Peripheral Pharmacodynamics of Topiramate-Phentermine in Obese Patients
Trial status: Open for Enrollment
Why is this study being done?
Investigators propose a randomized controlled trial of combination phentermine topiramate versus placebo given orally for 10-15 days. Dosing of 3.75/23 mg days 1-5, increased to 7.5/46 mg days 6-14. Participants will be randomized according to a computer generated randomization schedule generated by the study statistician's office and submitted to the Mayo Clinic CTSA research pharmacy. Allocation will be concealed. The study blind will be retained until all the data on gastric emptying, accommodation, satiation and satiety have been recorded and transmitted to the statistician for data lock.
Who is eligible to participate?
- Obese subjects with BMI> 30 Kg/m2: Otherwise healthy individuals who are not currently on treatment for cardiac, pulmonary, gastrointestinal, hepatic, renal, hematological, neurological, endocrine (other than hyperglycemia not requiring medical therapy) and unstable psychiatric disease.
- Age: 18-70 years
- Gender: Men or women. Women of childbearing potential will have negative pregnancy test before initiation of medication.
- Weight >300 lbs which is the limit of safety for the SPECT scanner
- Concomitant use of appetite suppressants (i.e. caffeine based or diethylpropion) or orlistat (Xenical®)
- Uncontrolled hypertension (Blood pressure greater than 160/90 mmHg)
- Concentration of fasting glucose greater than 240 mg/dl
- Concentration of triglycerides greater than 400 mg/dl
- Type 1 Diabetes
- use of anti-diabetic drugs other than metformin,
- history of nephrolithiasis,
- recurrent major depression, presence or history of suicidal behaviour or ideation with intent to act, and current substantial depressive symptoms (Patient Health Questionnaire [PHQ-9]21 total score ≥10).

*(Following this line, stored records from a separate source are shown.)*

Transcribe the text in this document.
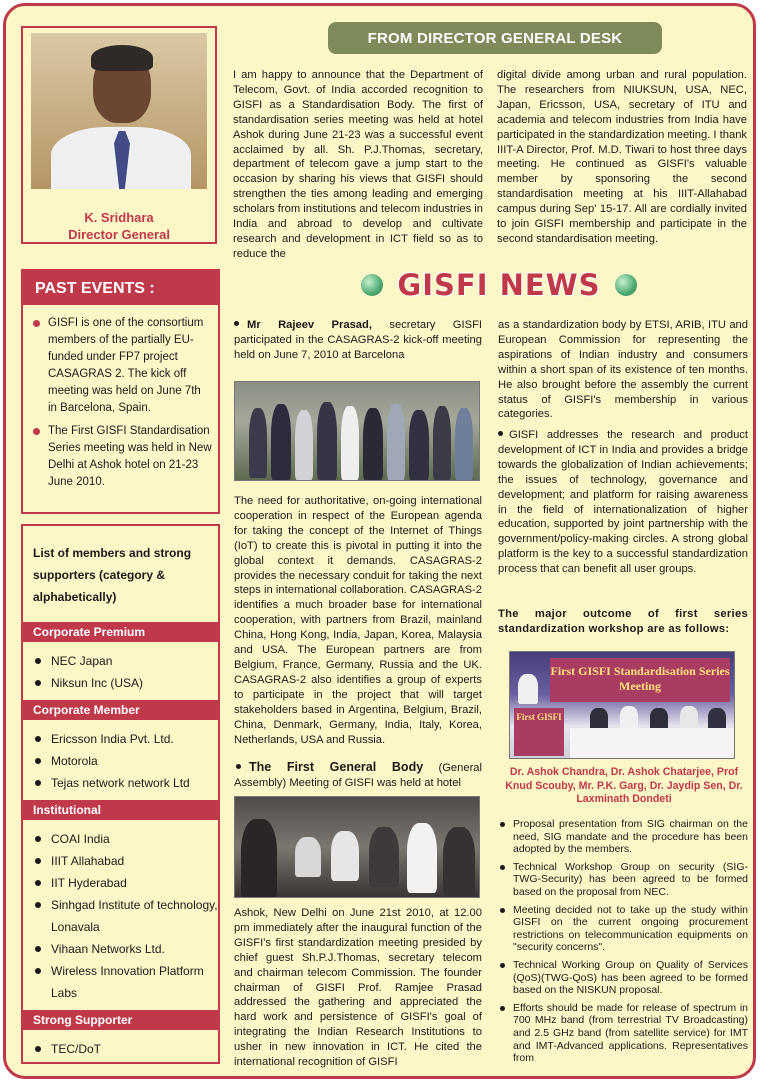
FROM DIRECTOR GENERAL DESK
K. Sridhara
Director General
I am happy to announce that the Department of Telecom, Govt. of India accorded recognition to GISFI as a Standardisation Body. The first of standardisation series meeting was held at hotel Ashok during June 21-23 was a successful event acclaimed by all. Sh. P.J.Thomas, secretary, department of telecom gave a jump start to the occasion by sharing his views that GISFI should strengthen the ties among leading and emerging scholars from institutions and telecom industries in India and abroad to develop and cultivate research and development in ICT field so as to reduce the
digital divide among urban and rural population. The researchers from NIUKSUN, USA, NEC, Japan, Ericsson, USA, secretary of ITU and academia and telecom industries from India have participated in the standardization meeting. I thank IIIT-A Director, Prof. M.D. Tiwari to host three days meeting. He continued as GISFI's valuable member by sponsoring the second standardisation meeting at his IIIT-Allahabad campus during Sep' 15-17. All are cordially invited to join GISFI membership and participate in the second standardisation meeting.
PAST EVENTS :
GISFI is one of the consortium members of the partially EU-funded under FP7 project CASAGRAS 2. The kick off meeting was held on June 7th in Barcelona, Spain.
The First GISFI Standardisation Series meeting was held in New Delhi at Ashok hotel on 21-23 June 2010.
List of members and strong supporters (category & alphabetically)
Corporate Premium
NEC Japan
Niksun Inc (USA)
Corporate Member
Ericsson India Pvt. Ltd.
Motorola
Tejas network network Ltd
Institutional
COAI India
IIIT Allahabad
IIT Hyderabad
Sinhgad Institute of technology, Lonavala
Vihaan Networks Ltd.
Wireless Innovation Platform Labs
Strong Supporter
TEC/DoT
GISFI NEWS
Mr Rajeev Prasad, secretary GISFI participated in the CASAGRAS-2 kick-off meeting held on June 7, 2010 at Barcelona
The need for authoritative, on-going international cooperation in respect of the European agenda for taking the concept of the Internet of Things (IoT) to create this is pivotal in putting it into the global context it demands. CASAGRAS-2 provides the necessary conduit for taking the next steps in international collaboration. CASAGRAS-2 identifies a much broader base for international cooperation, with partners from Brazil, mainland China, Hong Kong, India, Japan, Korea, Malaysia and USA. The European partners are from Belgium, France, Germany, Russia and the UK. CASAGRAS-2 also identifies a group of experts to participate in the project that will target stakeholders based in Argentina, Belgium, Brazil, China, Denmark, Germany, India, Italy, Korea, Netherlands, USA and Russia.
The First General Body (General Assembly) Meeting of GISFI was held at hotel
Ashok, New Delhi on June 21st 2010, at 12.00 pm immediately after the inaugural function of the GISFI's first standardization meeting presided by chief guest Sh.P.J.Thomas, secretary telecom and chairman telecom Commission. The founder chairman of GISFI Prof. Ramjee Prasad addressed the gathering and appreciated the hard work and persistence of GISFI's goal of integrating the Indian Research Institutions to usher in new innovation in ICT. He cited the international recognition of GISFI
as a standardization body by ETSI, ARIB, ITU and European Commission for representing the aspirations of Indian industry and consumers within a short span of its existence of ten months. He also brought before the assembly the current status of GISFI's membership in various categories.
GISFI addresses the research and product development of ICT in India and provides a bridge towards the globalization of Indian achievements; the issues of technology, governance and development; and platform for raising awareness in the field of internationalization of higher education, supported by joint partnership with the government/policy-making circles. A strong global platform is the key to a successful standardization process that can benefit all user groups.
The major outcome of first series standardization workshop are as follows:
First GISFI Standardisation Series Meeting
First GISFI
Dr. Ashok Chandra, Dr. Ashok Chatarjee, Prof Knud Scouby, Mr. P.K. Garg, Dr. Jaydip Sen, Dr. Laxminath Dondeti
Proposal presentation from SIG chairman on the need, SIG mandate and the procedure has been adopted by the members.
Technical Workshop Group on security (SIG-TWG-Security) has been agreed to be formed based on the proposal from NEC.
Meeting decided not to take up the study within GISFI on the current ongoing procurement restrictions on telecommunication equipments on "security concerns".
Technical Working Group on Quality of Services (QoS)(TWG-QoS) has been agreed to be formed based on the NISKUN proposal.
Efforts should be made for release of spectrum in 700 MHz band (from terrestrial TV Broadcasting) and 2.5 GHz band (from satellite service) for IMT and IMT-Advanced applications. Representatives from
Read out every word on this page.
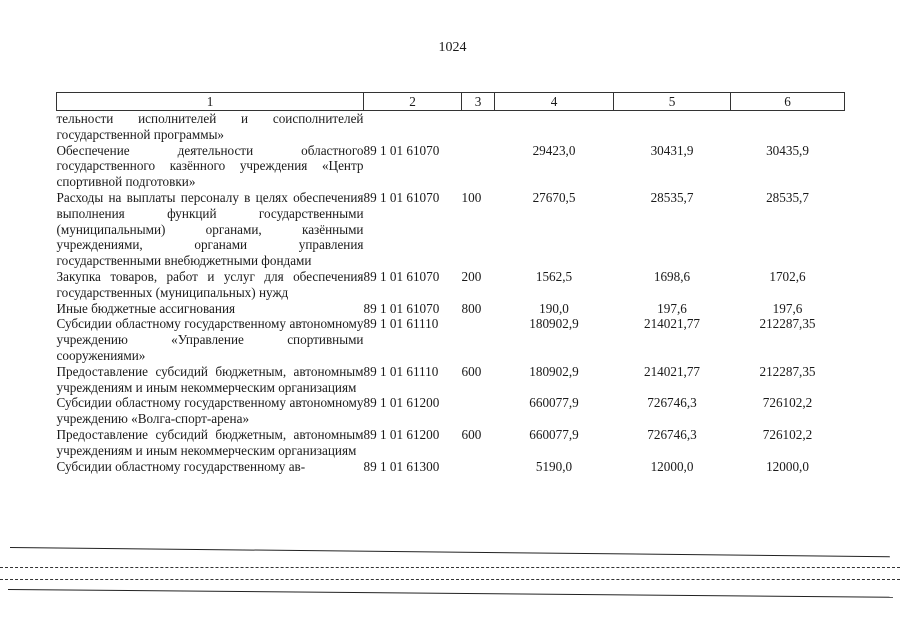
1024
1	2	3	4	5	6
тельности исполнителей и соисполнителей государственной программы»					
Обеспечение деятельности областного государственного казённого учреждения «Центр спортивной подготовки»	89 1 01 61070		29423,0	30431,9	30435,9
Расходы на выплаты персоналу в целях обеспечения выполнения функций государственными (муниципальными) органами, казёнными учреждениями, органами управления государственными внебюджетными фондами	89 1 01 61070	100	27670,5	28535,7	28535,7
Закупка товаров, работ и услуг для обеспечения государственных (муниципальных) нужд	89 1 01 61070	200	1562,5	1698,6	1702,6
Иные бюджетные ассигнования	89 1 01 61070	800	190,0	197,6	197,6
Субсидии областному государственному автономному учреждению «Управление спортивными сооружениями»	89 1 01 61110		180902,9	214021,77	212287,35
Предоставление субсидий бюджетным, автономным учреждениям и иным некоммерческим организациям	89 1 01 61110	600	180902,9	214021,77	212287,35
Субсидии областному государственному автономному учреждению «Волга-спорт-арена»	89 1 01 61200		660077,9	726746,3	726102,2
Предоставление субсидий бюджетным, автономным учреждениям и иным некоммерческим организациям	89 1 01 61200	600	660077,9	726746,3	726102,2
Субсидии областному государственному ав-	89 1 01 61300		5190,0	12000,0	12000,0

- Concomitant use of MAOI inhibitors (i.e. phenelzine, selegiline), serotonergic agents, and other centrally acting appetite suppressants
- Significant psychiatric dysfunction based upon screening with the Hospital Anxiety and Depression Scale [HADS] self-administered alcoholism screening test (SAAST, substance abuse) and the questionnaire on eating and weight patterns (binge eating disorders and bulimia). If such a dysfunction is identified by a HADS score ≥11 in any of the subscales or difficulties with substance or eating disorders, the participant will be excluded and given a referral letter to his/her primary care doctor for further appraisal and follow-up.
- End stage renal disease or liver cirrhosis
- Intake of medication that could interfere with the interpretation of the study or cause drug interaction (i.e. ketoconazole, erythromycin). Specifically, birth control pill, estrogen replacement therapy, and thyroxine replacement are permissible.